3) i've been reading the cobra tutorial, in order, and love the language and completely grasp that you're an ergonomics fanatic and that any rational programmer should probably favor cobra as his/her general development language. i'd guess that the main obstacle to radically increasing cobra popularity, is the lack of complete support for it by at least one of the popular IDEs. easy for me to say that, because i'm frankly not competent enough as a programmer to step up to the plate and help you accomplish that task.
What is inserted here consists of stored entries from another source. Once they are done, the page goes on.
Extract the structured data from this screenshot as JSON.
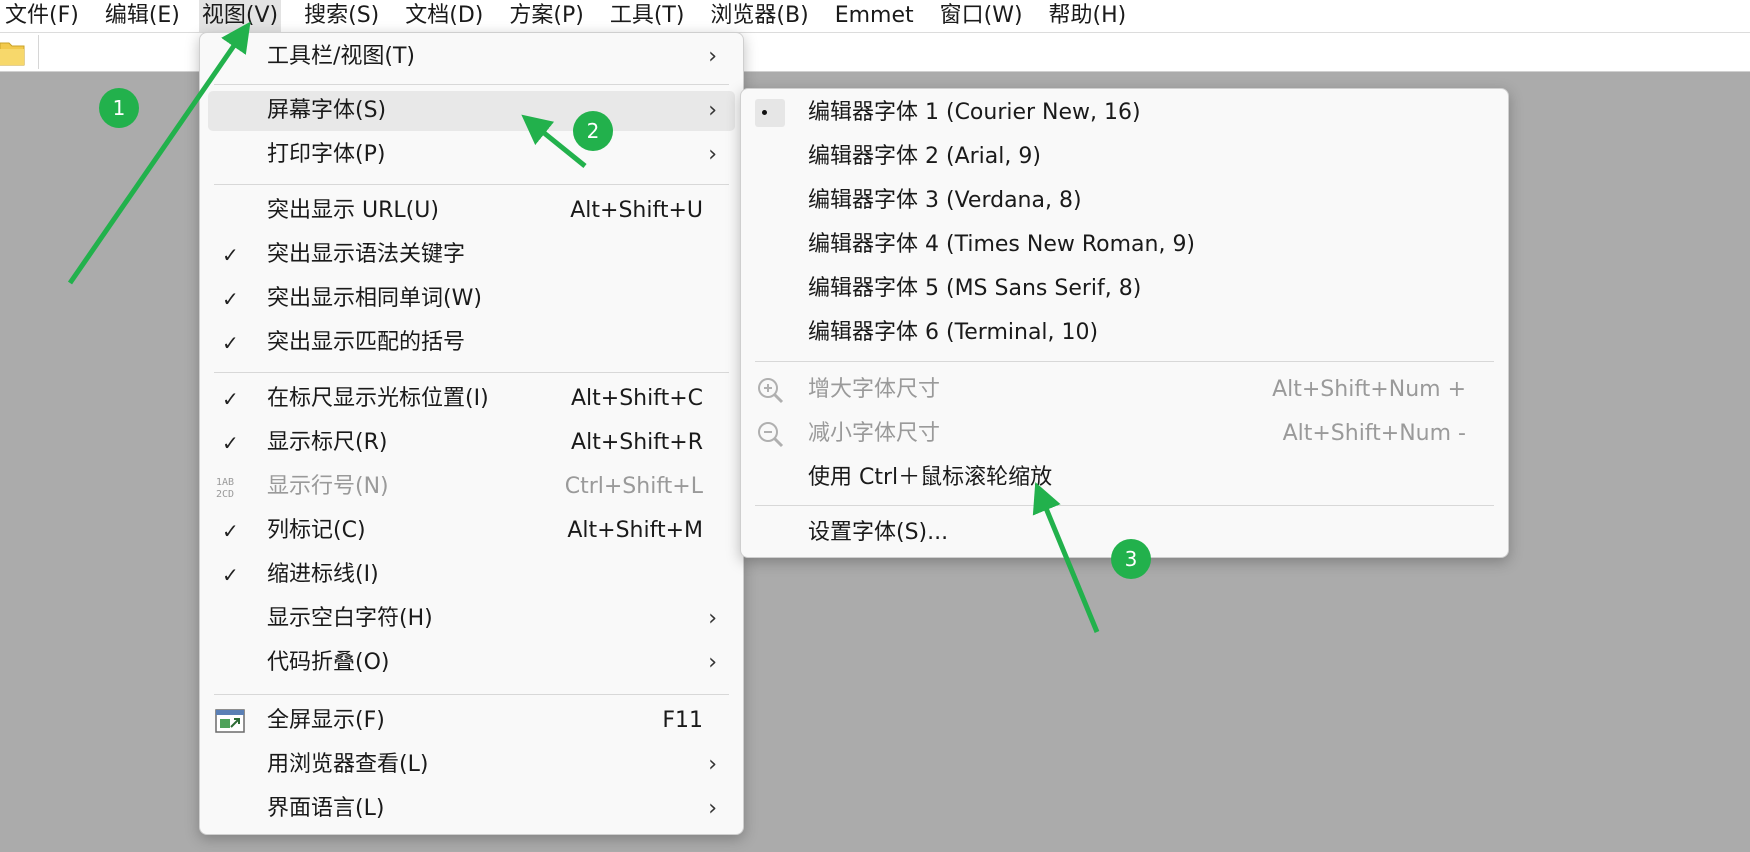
{
  "menubar": {
    "items": [
      {
        "label": "文件(F)"
      },
      {
        "label": "编辑(E)"
      },
      {
        "label": "视图(V)"
      },
      {
        "label": "搜索(S)"
      },
      {
        "label": "文档(D)"
      },
      {
        "label": "方案(P)"
      },
      {
        "label": "工具(T)"
      },
      {
        "label": "浏览器(B)"
      },
      {
        "label": "Emmet"
      },
      {
        "label": "窗口(W)"
      },
      {
        "label": "帮助(H)"
      }
    ]
  },
  "view_menu": {
    "items": [
      {
        "label": "工具栏/视图(T)",
        "submenu": true
      },
      {
        "label": "屏幕字体(S)",
        "submenu": true,
        "highlighted": true
      },
      {
        "label": "打印字体(P)",
        "submenu": true
      },
      {
        "label": "突出显示 URL(U)",
        "shortcut": "Alt+Shift+U"
      },
      {
        "label": "突出显示语法关键字",
        "checked": true
      },
      {
        "label": "突出显示相同单词(W)",
        "checked": true
      },
      {
        "label": "突出显示匹配的括号",
        "checked": true
      },
      {
        "label": "在标尺显示光标位置(I)",
        "shortcut": "Alt+Shift+C",
        "checked": true
      },
      {
        "label": "显示标尺(R)",
        "shortcut": "Alt+Shift+R",
        "checked": true
      },
      {
        "label": "显示行号(N)",
        "shortcut": "Ctrl+Shift+L",
        "disabled": true,
        "icon": "line-numbers-icon"
      },
      {
        "label": "列标记(C)",
        "shortcut": "Alt+Shift+M",
        "checked": true
      },
      {
        "label": "缩进标线(I)",
        "checked": true
      },
      {
        "label": "显示空白字符(H)",
        "submenu": true
      },
      {
        "label": "代码折叠(O)",
        "submenu": true
      },
      {
        "label": "全屏显示(F)",
        "shortcut": "F11",
        "icon": "fullscreen-icon"
      },
      {
        "label": "用浏览器查看(L)",
        "submenu": true
      },
      {
        "label": "界面语言(L)",
        "submenu": true
      }
    ],
    "check_glyph": "✓",
    "arrow_glyph": "›"
  },
  "font_submenu": {
    "items": [
      {
        "label": "编辑器字体 1 (Courier New, 16)",
        "selected": true
      },
      {
        "label": "编辑器字体 2 (Arial, 9)"
      },
      {
        "label": "编辑器字体 3 (Verdana, 8)"
      },
      {
        "label": "编辑器字体 4 (Times New Roman, 9)"
      },
      {
        "label": "编辑器字体 5 (MS Sans Serif, 8)"
      },
      {
        "label": "编辑器字体 6 (Terminal, 10)"
      },
      {
        "label": "增大字体尺寸",
        "shortcut": "Alt+Shift+Num +",
        "disabled": true,
        "icon": "zoom-in-icon"
      },
      {
        "label": "减小字体尺寸",
        "shortcut": "Alt+Shift+Num -",
        "disabled": true,
        "icon": "zoom-out-icon"
      },
      {
        "label": "使用 Ctrl＋鼠标滚轮缩放"
      },
      {
        "label": "设置字体(S)..."
      }
    ]
  },
  "annotations": {
    "badges": [
      "1",
      "2",
      "3"
    ],
    "color": "#22b14c"
  }
}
4) i was surprised to read about cobra's multiple assignment feature. do any of the C variants or other popular gen'l development langs do that? i don't remember ever seeing it before. it's amazingly elegant that the cobra compiler not only allows multiple assignments to be done on one line for the sake of code brevity, but also assign them all simultaneously, rather than left-to-right sequentially. this is really a clever insight into how to offload work (and specifically, to entirely avoid the manual creation of some awkward temporary variables) from the programmer onto the compiler. which lang did you borrow this idea from, please? just curious.

5) thanks for this public gift. my intention, if at all possible, is to move my programming life entirely to this new lang and write a comm'l application with it, including targeting iOS. i suspect that if a major coding-intensive company hired you to develop cobra as their in-house programming language, they'd see a return on their investment in coding productivity.

-paul
DelphiGuy
 
Posts: 116

Re: New to the Cobra

Postby DelphiGuy » Sun Apr 22, 2012 12:15 pm

ah, i figured out how to accomplish request #1 from my previous email, by setting my preferences in the user "Control Panel".